Jaemin tidak mengerti dengan apa yang sebenarnya terjadi saat ini.

Atau setidaknya,

Memang hal tersebut yang berusaha Ia tanamkan baik-baik di dalam benaknya.

Meski pada akhirnya,

Semua itu gagal, tepat setelah manik ambernya kembali menangkap siluet Jaehyun, yang masih senantiasa terduduk di sofa ruang tamu rumahnya, dalam kondisi bibirnya yang telah berhenti berucap.

Bahkan dari berapa menit yang lalu.

Begitu lama.

Sama halnya dengan Jaemin yang turut terdiam, hanya untuk memandangi kembali punggung tangannya sendiri, yang kini terkepal begitu erat di atas pangkuannya.

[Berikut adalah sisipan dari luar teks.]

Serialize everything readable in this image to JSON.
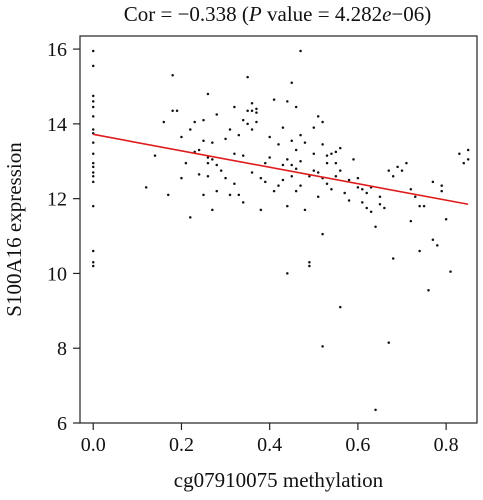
{
  "title": {
    "prefix": "Cor = −0.338 (",
    "p_symbol": "P",
    "suffix_before_e": " value = 4.282",
    "e_symbol": "e",
    "suffix_after_e": "−06)"
  },
  "colors": {
    "points": "#111111",
    "fit_line": "#e01b1b",
    "axes": "#222222"
  },
  "chart_data": {
    "type": "scatter",
    "title": "Cor = −0.338 (P value = 4.282e−06)",
    "xlabel": "cg07910075 methylation",
    "ylabel": "S100A16 expression",
    "xlim": [
      -0.03,
      0.87
    ],
    "ylim": [
      6.0,
      16.35
    ],
    "x_ticks": [
      0.0,
      0.2,
      0.4,
      0.6,
      0.8
    ],
    "x_tick_labels": [
      "0.0",
      "0.2",
      "0.4",
      "0.6",
      "0.8"
    ],
    "y_ticks": [
      6,
      8,
      10,
      12,
      14,
      16
    ],
    "y_tick_labels": [
      "6",
      "8",
      "10",
      "12",
      "14",
      "16"
    ],
    "grid": false,
    "fit_line": {
      "x": [
        0.0,
        0.85
      ],
      "y": [
        13.72,
        11.85
      ]
    },
    "points": [
      [
        0.0,
        15.95
      ],
      [
        0.0,
        15.55
      ],
      [
        0.0,
        14.75
      ],
      [
        0.0,
        14.6
      ],
      [
        0.0,
        14.45
      ],
      [
        0.0,
        14.2
      ],
      [
        0.0,
        13.85
      ],
      [
        0.0,
        13.75
      ],
      [
        0.0,
        13.5
      ],
      [
        0.0,
        13.2
      ],
      [
        0.0,
        12.95
      ],
      [
        0.0,
        12.85
      ],
      [
        0.0,
        12.7
      ],
      [
        0.0,
        12.6
      ],
      [
        0.0,
        12.45
      ],
      [
        0.0,
        11.8
      ],
      [
        0.0,
        10.6
      ],
      [
        0.0,
        10.3
      ],
      [
        0.0,
        10.2
      ],
      [
        0.12,
        12.3
      ],
      [
        0.14,
        13.15
      ],
      [
        0.16,
        14.05
      ],
      [
        0.17,
        12.1
      ],
      [
        0.18,
        15.3
      ],
      [
        0.18,
        14.35
      ],
      [
        0.19,
        14.35
      ],
      [
        0.2,
        13.65
      ],
      [
        0.2,
        12.55
      ],
      [
        0.21,
        12.95
      ],
      [
        0.22,
        11.5
      ],
      [
        0.22,
        13.85
      ],
      [
        0.23,
        14.05
      ],
      [
        0.23,
        13.25
      ],
      [
        0.24,
        12.65
      ],
      [
        0.24,
        13.3
      ],
      [
        0.25,
        14.1
      ],
      [
        0.25,
        13.55
      ],
      [
        0.25,
        12.1
      ],
      [
        0.26,
        14.8
      ],
      [
        0.26,
        13.1
      ],
      [
        0.26,
        12.95
      ],
      [
        0.26,
        12.6
      ],
      [
        0.27,
        13.5
      ],
      [
        0.27,
        13.05
      ],
      [
        0.27,
        11.7
      ],
      [
        0.28,
        14.25
      ],
      [
        0.28,
        12.9
      ],
      [
        0.28,
        12.2
      ],
      [
        0.29,
        12.75
      ],
      [
        0.3,
        13.6
      ],
      [
        0.3,
        12.55
      ],
      [
        0.31,
        13.85
      ],
      [
        0.31,
        12.1
      ],
      [
        0.32,
        14.45
      ],
      [
        0.32,
        13.2
      ],
      [
        0.32,
        12.4
      ],
      [
        0.33,
        13.7
      ],
      [
        0.33,
        12.1
      ],
      [
        0.34,
        14.1
      ],
      [
        0.34,
        13.15
      ],
      [
        0.34,
        11.9
      ],
      [
        0.35,
        14.35
      ],
      [
        0.35,
        15.25
      ],
      [
        0.35,
        14.0
      ],
      [
        0.36,
        14.55
      ],
      [
        0.36,
        14.35
      ],
      [
        0.36,
        13.85
      ],
      [
        0.36,
        12.7
      ],
      [
        0.37,
        14.4
      ],
      [
        0.37,
        14.3
      ],
      [
        0.37,
        14.05
      ],
      [
        0.38,
        12.55
      ],
      [
        0.38,
        11.7
      ],
      [
        0.39,
        12.95
      ],
      [
        0.39,
        12.45
      ],
      [
        0.4,
        13.65
      ],
      [
        0.4,
        13.1
      ],
      [
        0.41,
        14.65
      ],
      [
        0.41,
        12.2
      ],
      [
        0.42,
        13.45
      ],
      [
        0.42,
        12.35
      ],
      [
        0.43,
        13.9
      ],
      [
        0.43,
        12.9
      ],
      [
        0.43,
        12.5
      ],
      [
        0.44,
        14.6
      ],
      [
        0.44,
        13.05
      ],
      [
        0.44,
        11.8
      ],
      [
        0.44,
        10.0
      ],
      [
        0.45,
        15.1
      ],
      [
        0.45,
        13.55
      ],
      [
        0.45,
        12.9
      ],
      [
        0.45,
        12.6
      ],
      [
        0.46,
        14.45
      ],
      [
        0.46,
        13.3
      ],
      [
        0.46,
        12.8
      ],
      [
        0.46,
        12.2
      ],
      [
        0.47,
        15.95
      ],
      [
        0.47,
        13.7
      ],
      [
        0.47,
        13.0
      ],
      [
        0.47,
        12.35
      ],
      [
        0.48,
        13.5
      ],
      [
        0.48,
        11.7
      ],
      [
        0.49,
        10.3
      ],
      [
        0.49,
        10.2
      ],
      [
        0.49,
        12.6
      ],
      [
        0.5,
        13.9
      ],
      [
        0.5,
        13.2
      ],
      [
        0.5,
        12.75
      ],
      [
        0.51,
        14.2
      ],
      [
        0.51,
        12.7
      ],
      [
        0.51,
        12.05
      ],
      [
        0.52,
        14.05
      ],
      [
        0.52,
        13.45
      ],
      [
        0.52,
        12.55
      ],
      [
        0.52,
        11.05
      ],
      [
        0.52,
        8.05
      ],
      [
        0.53,
        12.95
      ],
      [
        0.53,
        13.15
      ],
      [
        0.53,
        12.4
      ],
      [
        0.54,
        13.2
      ],
      [
        0.54,
        12.25
      ],
      [
        0.55,
        13.25
      ],
      [
        0.55,
        12.6
      ],
      [
        0.55,
        12.95
      ],
      [
        0.56,
        13.35
      ],
      [
        0.56,
        12.75
      ],
      [
        0.56,
        9.1
      ],
      [
        0.57,
        12.15
      ],
      [
        0.58,
        12.5
      ],
      [
        0.58,
        11.95
      ],
      [
        0.59,
        13.05
      ],
      [
        0.6,
        12.3
      ],
      [
        0.6,
        12.55
      ],
      [
        0.61,
        11.9
      ],
      [
        0.61,
        12.25
      ],
      [
        0.62,
        12.15
      ],
      [
        0.62,
        11.75
      ],
      [
        0.63,
        12.3
      ],
      [
        0.63,
        11.65
      ],
      [
        0.64,
        11.25
      ],
      [
        0.64,
        6.35
      ],
      [
        0.65,
        12.05
      ],
      [
        0.65,
        11.85
      ],
      [
        0.66,
        11.75
      ],
      [
        0.67,
        12.75
      ],
      [
        0.67,
        8.15
      ],
      [
        0.68,
        12.6
      ],
      [
        0.68,
        10.4
      ],
      [
        0.69,
        12.85
      ],
      [
        0.7,
        12.75
      ],
      [
        0.71,
        12.95
      ],
      [
        0.72,
        12.25
      ],
      [
        0.72,
        11.4
      ],
      [
        0.73,
        12.05
      ],
      [
        0.74,
        11.8
      ],
      [
        0.74,
        10.6
      ],
      [
        0.75,
        11.8
      ],
      [
        0.76,
        9.55
      ],
      [
        0.77,
        12.45
      ],
      [
        0.77,
        10.9
      ],
      [
        0.78,
        10.75
      ],
      [
        0.79,
        12.2
      ],
      [
        0.79,
        12.35
      ],
      [
        0.8,
        11.45
      ],
      [
        0.81,
        10.05
      ],
      [
        0.83,
        13.2
      ],
      [
        0.84,
        12.95
      ],
      [
        0.85,
        13.3
      ],
      [
        0.85,
        13.05
      ]
    ]
  }
}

Keheningan yang terjadi, seakan menjadi saksi dari keterdiaman kelima sahabat Jaemin yang juga tengah mendampinginya, usai merasa tak satu pun dari mereka turut mampu untuk menimpali berbagai fakta tentang segala kekacauan yang ada—terutama tentang Jeno, yang baru saja terlontar begitu detail dari mulut Jaehyun.

Tak hanya mereka.

Sedari awal Taeyong pun bahkan tak berani menatap sosok Jaemin, yang sampai sekarang tak mengucap apapun, hingga membuatnya hanya bisa terus menggenggam tangan Ten yang senantiasa terduduk mendampinginya, disertai pandangan kosong dari Johnny, yang benar-benar tidak memahami lagi harus mengambil sikap seperti apa.

Segalanya begitu rumit.

Serumit isi kepala Jaemin saat ini, yang sama sekali masih tidak mampu mempercayai, bila lima belas tahun hidupnya sejak pertemuannya dengan Jeno, merupakan segelintir candaan di mata Jaehyun dengan segala pemikiran bodohnya.

"Paman bilang..."

"..."

"Semua itu Paman lakukan..."

"..."

"...untuk kebahagian putra-putra Paman?"

"..."

"..."

"..."

"..."

"..."

"Tapi kenapa..."

"..."

"...Jeno tidak bahagia?"

"..."

"..."

"..."

"..."

"..."

"Paman sebenarnya memang tidak tahu..."

"..."

"Atau pura-pura buta..."

"..."

"Kalau sejak kecil sekalipun..."

"..."

"...Jeno sangat menderita?"

"..."

"..."

"..."

"..."

"..."

Keterdiaman Jaehyun setelahnya, seakan mengiringi kebingungan Jaemin sendiri pada kondisi emosionalnya, yang justru merasakan kemurkaan tak berujung pada apa yang menimpa Jeno selama ini, dibandingkan fakta tentang kedua orang tuanya yang "dilenyapkan" oleh Tuan dan Nyonya Lee.

Jaemin tidak mengerti.

Seharusnya konsennya saat ini adalah, tentang realita dibalik kematian kedua orang tuanya, yang ternyata memang dibunuh secara terencana oleh Tuan dan Nyonya Lee, dengan dalih kedua orang tuanya yang tidak menyetujui, permintaan dari "orang tua" angkat Jeno itu untuk berbesanan, melalui usulan pertunangan dini antara Jeno dan Jaemin.